Why the Banana Pancake Trail is a well-worn path worth traversing

Teh Trail begins at Khao San Road in Bangkok. Pic: UKRID/Shutterstock

AS frightening as the road may be for wide-eyed travelers, there’s a beaten path travelers have followed for decades: the Banana Pancake Trail.

It’s a tourist circuit stretching through and around southeast Asia that’s accommodated nomads from all over for decades.

It earned its curious name from what became a breakfast staple at local guesthouses in their effort to cater to Western tastes. Today, it’s more than a buzzword; it’s taken on a far more important meaning, a baptism of sorts to welcome one into the travel community.

The Trail typically begins in Khao San Road, a central street in Bangkok, and ends, well, wherever your heart pleases. There’s no single universally recognized route, but take note of what piques your interest as you plan your trip.

First of all, the Trail is incredibly affordable. Look up any wanderlust-inducing quit-your-job-and-travel-the-world article online and read the comments section. You’ll find an astounding number of naysayers doubting the feasibility of the trip on a financial basis.

But the truth is, if you take the Trail, you can easily travel weeks or even months with a small budget, sometimes even as little as US$20 a day.

The charming city of Dalat in Vietnam is part of the Trail. Pic: Alice Tanya/Shutterstock

Lodging, food and drink, and private transport won’t break the bank. With the prominence of budget carriers, even flying can fit a modest purse, as a massive range of destinations from Kathmandu to Bali are available at prices that won’t burn a hole in your pocket. Bangkok and Kuala Lumpur are the main hubs that connect the region.

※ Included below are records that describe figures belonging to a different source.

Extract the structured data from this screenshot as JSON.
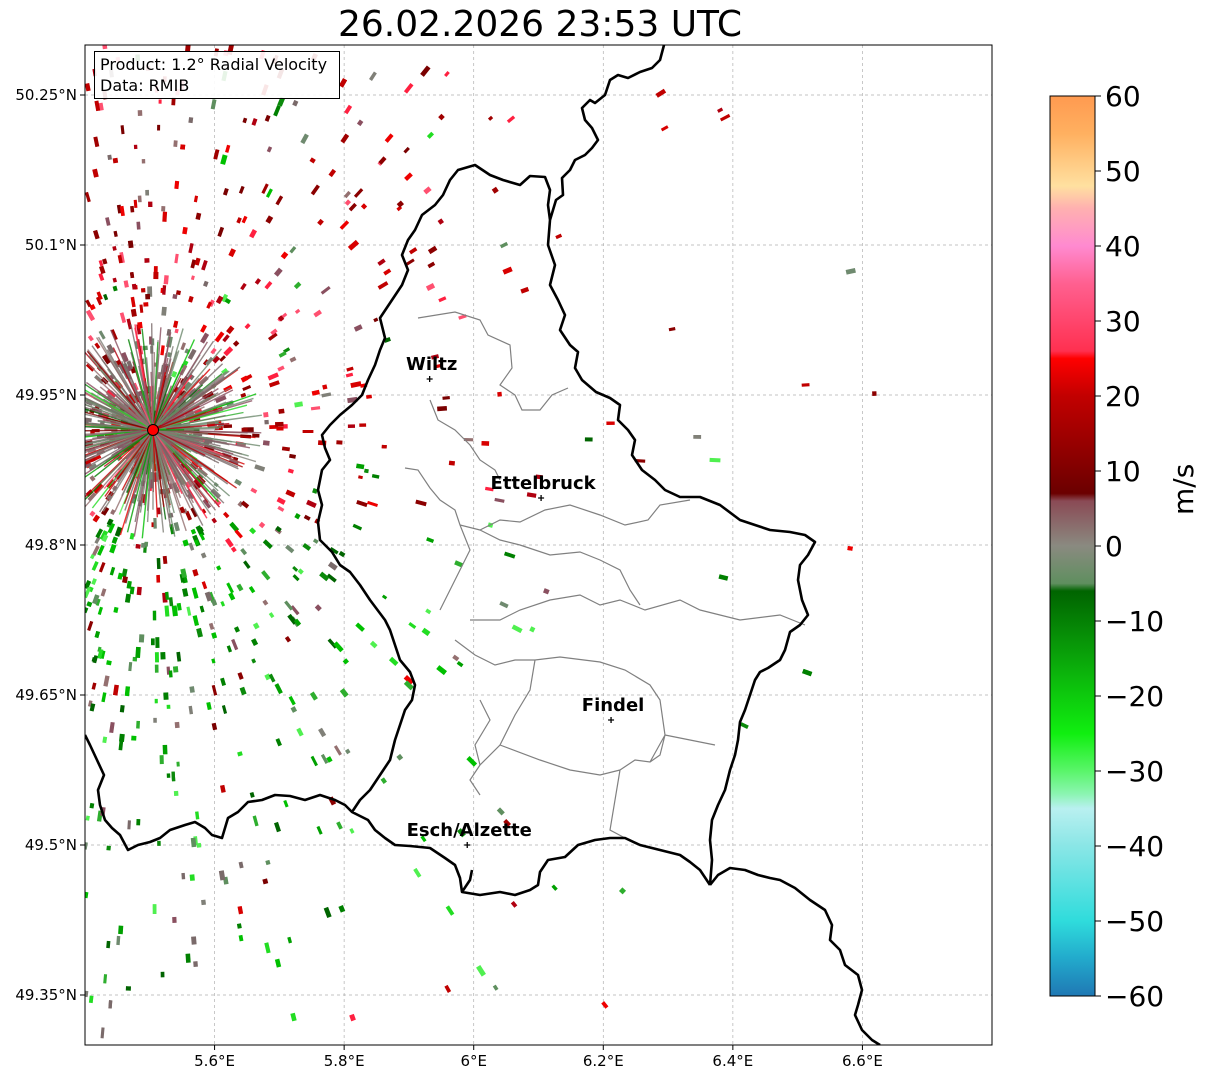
{
  "title": "26.02.2026 23:53 UTC",
  "info": {
    "product": "Product: 1.2° Radial Velocity",
    "data_source": "Data: RMIB"
  },
  "colorbar": {
    "unit": "m/s",
    "min": -60,
    "max": 60,
    "ticks": [
      "60",
      "50",
      "40",
      "30",
      "20",
      "10",
      "0",
      "−10",
      "−20",
      "−30",
      "−40",
      "−50",
      "−60"
    ],
    "tick_values": [
      60,
      50,
      40,
      30,
      20,
      10,
      0,
      -10,
      -20,
      -30,
      -40,
      -50,
      -60
    ],
    "stops": [
      {
        "value": -60,
        "color": "#1f78b4"
      },
      {
        "value": -55,
        "color": "#22aacc"
      },
      {
        "value": -50,
        "color": "#2fdcdc"
      },
      {
        "value": -40,
        "color": "#8ae6e6"
      },
      {
        "value": -35,
        "color": "#b9f0f0"
      },
      {
        "value": -33,
        "color": "#8af5b0"
      },
      {
        "value": -30,
        "color": "#5af56a"
      },
      {
        "value": -25,
        "color": "#10ef10"
      },
      {
        "value": -15,
        "color": "#0aa50a"
      },
      {
        "value": -6,
        "color": "#006400"
      },
      {
        "value": -5,
        "color": "#5f8f5f"
      },
      {
        "value": 0,
        "color": "#8a8a80"
      },
      {
        "value": 6,
        "color": "#8a4a55"
      },
      {
        "value": 7,
        "color": "#6b0000"
      },
      {
        "value": 20,
        "color": "#c20000"
      },
      {
        "value": 25,
        "color": "#ff0000"
      },
      {
        "value": 26,
        "color": "#ff3050"
      },
      {
        "value": 35,
        "color": "#ff6090"
      },
      {
        "value": 40,
        "color": "#ff8ad0"
      },
      {
        "value": 45,
        "color": "#ffb0b0"
      },
      {
        "value": 48,
        "color": "#ffe0a0"
      },
      {
        "value": 55,
        "color": "#ffb060"
      },
      {
        "value": 60,
        "color": "#ff9a50"
      }
    ]
  },
  "axes": {
    "x_ticks": [
      "5.6°E",
      "5.8°E",
      "6°E",
      "6.2°E",
      "6.4°E",
      "6.6°E"
    ],
    "x_values": [
      5.6,
      5.8,
      6.0,
      6.2,
      6.4,
      6.6
    ],
    "y_ticks": [
      "50.25°N",
      "50.1°N",
      "49.95°N",
      "49.8°N",
      "49.65°N",
      "49.5°N",
      "49.35°N"
    ],
    "y_values": [
      50.25,
      50.1,
      49.95,
      49.8,
      49.65,
      49.5,
      49.35
    ],
    "lon_range": [
      5.4,
      6.8
    ],
    "lat_range": [
      49.3,
      50.3
    ]
  },
  "radar": {
    "lon": 5.505,
    "lat": 49.915,
    "marker_color": "#ff0000"
  },
  "cities": [
    {
      "name": "Wiltz",
      "lon": 5.932,
      "lat": 49.966
    },
    {
      "name": "Ettelbruck",
      "lon": 6.104,
      "lat": 49.847
    },
    {
      "name": "Findel",
      "lon": 6.212,
      "lat": 49.625
    },
    {
      "name": "Esch/Alzette",
      "lon": 5.99,
      "lat": 49.5
    }
  ],
  "colors": {
    "border": "#000000",
    "canton": "#808080",
    "grid": "#b0b0b0"
  }
}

SEE ALSO: The best treks in the magnificent Annapurna Circuit

Sometimes the most valuable experiences you’ll have will actually cost close to nothing, such as chatting with a local about his town’s history over a cup of tea.

And even when things get noticeably pricey, there are attractions you just can’t miss when you’re visiting this part of the world (like Angkor Wat, Ha Long Bay and Bagan), and they’re often worth it.

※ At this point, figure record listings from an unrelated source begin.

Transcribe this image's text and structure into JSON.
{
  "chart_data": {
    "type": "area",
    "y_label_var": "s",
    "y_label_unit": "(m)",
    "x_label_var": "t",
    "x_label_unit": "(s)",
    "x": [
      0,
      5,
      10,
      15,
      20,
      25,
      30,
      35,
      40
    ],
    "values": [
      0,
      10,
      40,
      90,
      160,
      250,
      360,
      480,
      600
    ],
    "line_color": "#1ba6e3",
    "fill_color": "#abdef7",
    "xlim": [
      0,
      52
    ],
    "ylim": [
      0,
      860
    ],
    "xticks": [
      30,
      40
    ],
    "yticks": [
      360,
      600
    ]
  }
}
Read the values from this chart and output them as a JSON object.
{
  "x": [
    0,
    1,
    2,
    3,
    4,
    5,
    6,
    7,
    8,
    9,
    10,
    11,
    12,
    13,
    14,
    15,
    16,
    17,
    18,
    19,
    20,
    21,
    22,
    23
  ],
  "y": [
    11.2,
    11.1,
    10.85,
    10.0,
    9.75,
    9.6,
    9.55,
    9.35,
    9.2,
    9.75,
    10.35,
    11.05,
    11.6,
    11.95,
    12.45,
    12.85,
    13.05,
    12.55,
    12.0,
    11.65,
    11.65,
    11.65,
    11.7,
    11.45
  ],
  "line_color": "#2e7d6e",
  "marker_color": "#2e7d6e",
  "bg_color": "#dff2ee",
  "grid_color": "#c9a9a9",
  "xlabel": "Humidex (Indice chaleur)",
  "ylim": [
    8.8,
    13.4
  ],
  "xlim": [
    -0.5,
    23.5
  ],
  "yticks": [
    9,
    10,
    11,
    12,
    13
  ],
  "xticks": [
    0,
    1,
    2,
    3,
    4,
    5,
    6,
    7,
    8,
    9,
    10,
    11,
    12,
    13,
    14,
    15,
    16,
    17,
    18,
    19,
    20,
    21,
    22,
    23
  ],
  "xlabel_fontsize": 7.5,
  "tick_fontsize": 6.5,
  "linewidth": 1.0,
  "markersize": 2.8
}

You won’t believe it until you’re actually there yourself, but it’s so easy to get around on the Trail. A short boat trip, a long train ride, and a couple of bus transfers can get you from Sumatra to northern Laos bordering China. And if you can bear the motion sickness on country roads, you have little else to worry about.

As English proficiency continues to improve throughout the region, travel also becomes easier. The language barrier that may have been a Great Wall in itself years ago has shrunk, and hospitality staff in many southeast Asian countries will be more than willing to assist in shuttling you to your next destination.

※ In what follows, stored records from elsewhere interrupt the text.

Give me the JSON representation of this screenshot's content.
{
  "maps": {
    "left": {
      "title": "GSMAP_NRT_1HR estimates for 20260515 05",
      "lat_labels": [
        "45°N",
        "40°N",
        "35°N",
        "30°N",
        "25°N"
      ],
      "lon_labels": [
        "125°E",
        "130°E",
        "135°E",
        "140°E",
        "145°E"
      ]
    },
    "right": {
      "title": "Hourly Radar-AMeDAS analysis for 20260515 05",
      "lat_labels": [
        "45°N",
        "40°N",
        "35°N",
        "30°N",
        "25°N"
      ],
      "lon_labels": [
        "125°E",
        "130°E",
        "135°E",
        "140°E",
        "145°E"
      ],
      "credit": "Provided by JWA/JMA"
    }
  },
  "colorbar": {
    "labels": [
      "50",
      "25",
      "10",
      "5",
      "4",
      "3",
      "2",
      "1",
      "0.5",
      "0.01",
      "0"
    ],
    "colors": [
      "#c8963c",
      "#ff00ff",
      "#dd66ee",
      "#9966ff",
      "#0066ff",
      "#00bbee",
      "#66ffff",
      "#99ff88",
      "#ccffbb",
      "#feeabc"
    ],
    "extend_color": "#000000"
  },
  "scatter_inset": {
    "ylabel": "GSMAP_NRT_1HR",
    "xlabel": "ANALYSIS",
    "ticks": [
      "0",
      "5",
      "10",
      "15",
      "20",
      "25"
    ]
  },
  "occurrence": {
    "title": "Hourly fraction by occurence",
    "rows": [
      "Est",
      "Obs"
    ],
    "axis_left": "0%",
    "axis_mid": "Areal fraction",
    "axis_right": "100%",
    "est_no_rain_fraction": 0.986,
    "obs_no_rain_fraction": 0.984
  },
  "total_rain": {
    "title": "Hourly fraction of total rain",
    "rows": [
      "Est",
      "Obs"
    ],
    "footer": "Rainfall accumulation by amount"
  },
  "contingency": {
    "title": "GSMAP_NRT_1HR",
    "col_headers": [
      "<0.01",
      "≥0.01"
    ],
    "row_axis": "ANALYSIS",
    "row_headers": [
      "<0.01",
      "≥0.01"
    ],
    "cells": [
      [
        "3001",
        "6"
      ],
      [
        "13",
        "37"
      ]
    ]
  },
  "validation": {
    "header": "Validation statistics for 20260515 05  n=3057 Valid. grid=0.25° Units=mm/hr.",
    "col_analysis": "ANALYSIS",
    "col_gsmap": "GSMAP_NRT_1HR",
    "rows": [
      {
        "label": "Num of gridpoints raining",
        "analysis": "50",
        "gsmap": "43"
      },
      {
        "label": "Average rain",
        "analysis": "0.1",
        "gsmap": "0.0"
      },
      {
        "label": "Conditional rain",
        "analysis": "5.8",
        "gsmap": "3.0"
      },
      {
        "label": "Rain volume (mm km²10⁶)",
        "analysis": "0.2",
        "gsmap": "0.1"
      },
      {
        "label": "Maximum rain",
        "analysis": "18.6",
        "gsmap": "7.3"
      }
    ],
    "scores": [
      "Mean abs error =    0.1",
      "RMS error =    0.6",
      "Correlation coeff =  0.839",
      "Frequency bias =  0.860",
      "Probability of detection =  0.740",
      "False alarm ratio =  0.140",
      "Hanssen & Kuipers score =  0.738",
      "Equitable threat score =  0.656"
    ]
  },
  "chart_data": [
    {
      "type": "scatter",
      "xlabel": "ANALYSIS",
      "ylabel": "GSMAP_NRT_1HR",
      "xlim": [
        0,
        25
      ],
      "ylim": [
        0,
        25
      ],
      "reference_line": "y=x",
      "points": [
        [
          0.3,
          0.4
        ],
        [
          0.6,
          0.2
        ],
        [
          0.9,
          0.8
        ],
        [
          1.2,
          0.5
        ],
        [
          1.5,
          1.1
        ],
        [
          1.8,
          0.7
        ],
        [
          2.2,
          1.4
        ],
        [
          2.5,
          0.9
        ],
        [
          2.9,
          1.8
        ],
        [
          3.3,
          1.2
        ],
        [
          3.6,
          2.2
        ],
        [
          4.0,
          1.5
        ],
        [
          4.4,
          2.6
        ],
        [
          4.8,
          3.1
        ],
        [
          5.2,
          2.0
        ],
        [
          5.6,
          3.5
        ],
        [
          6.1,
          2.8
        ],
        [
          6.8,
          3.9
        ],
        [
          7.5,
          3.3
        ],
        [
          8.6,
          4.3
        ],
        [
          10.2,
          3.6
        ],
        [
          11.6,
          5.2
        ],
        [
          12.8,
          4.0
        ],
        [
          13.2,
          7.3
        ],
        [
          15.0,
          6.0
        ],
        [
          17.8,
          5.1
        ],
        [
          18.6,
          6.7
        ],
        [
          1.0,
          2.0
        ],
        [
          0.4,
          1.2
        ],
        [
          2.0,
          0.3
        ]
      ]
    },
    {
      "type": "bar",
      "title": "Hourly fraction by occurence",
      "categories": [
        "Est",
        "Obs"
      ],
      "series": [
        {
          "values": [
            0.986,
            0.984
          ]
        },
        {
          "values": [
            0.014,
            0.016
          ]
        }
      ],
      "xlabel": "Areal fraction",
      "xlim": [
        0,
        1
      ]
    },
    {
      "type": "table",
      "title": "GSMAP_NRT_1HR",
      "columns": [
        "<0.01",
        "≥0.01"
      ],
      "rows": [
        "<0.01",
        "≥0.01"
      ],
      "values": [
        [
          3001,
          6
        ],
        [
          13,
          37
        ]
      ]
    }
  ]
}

Beware of overenthusiastic tuk tuk drivers. Pic: Stefan Kexi Jovanovic/Shutterstock

Transport booking may also be available online as travel agencies are always eager to churn out visas, and your first “friend” in every city will likely be an overenthusiastic tuk tuk driver marketing every waterfall or pagoda you can visit (Warning: You’ll tire of this).

It’s been said that the people you meet on your travels make all the difference. There are no guarantees about what kind of folks you’ll meet, and some travelers are so hellbent on finding suitable company that they even go as far as using dating apps.

Open your ears and your mind and let these people feed your fire. If you find that your hopes and dreams overlap with those of others more than people from back home, then you’re already getting answers to some important questions you set forth with.

If you treat it as an overpriced self-help session, you may have difficulty finding relatable testimonials. No two travelers will ever have the same experience, even if they travel together.

But have no doubt that the Banana Pancake Trail will always give you answers, even if it’s in the form of more questions. There is no secret nor middle ground, just a leap waiting to be taken.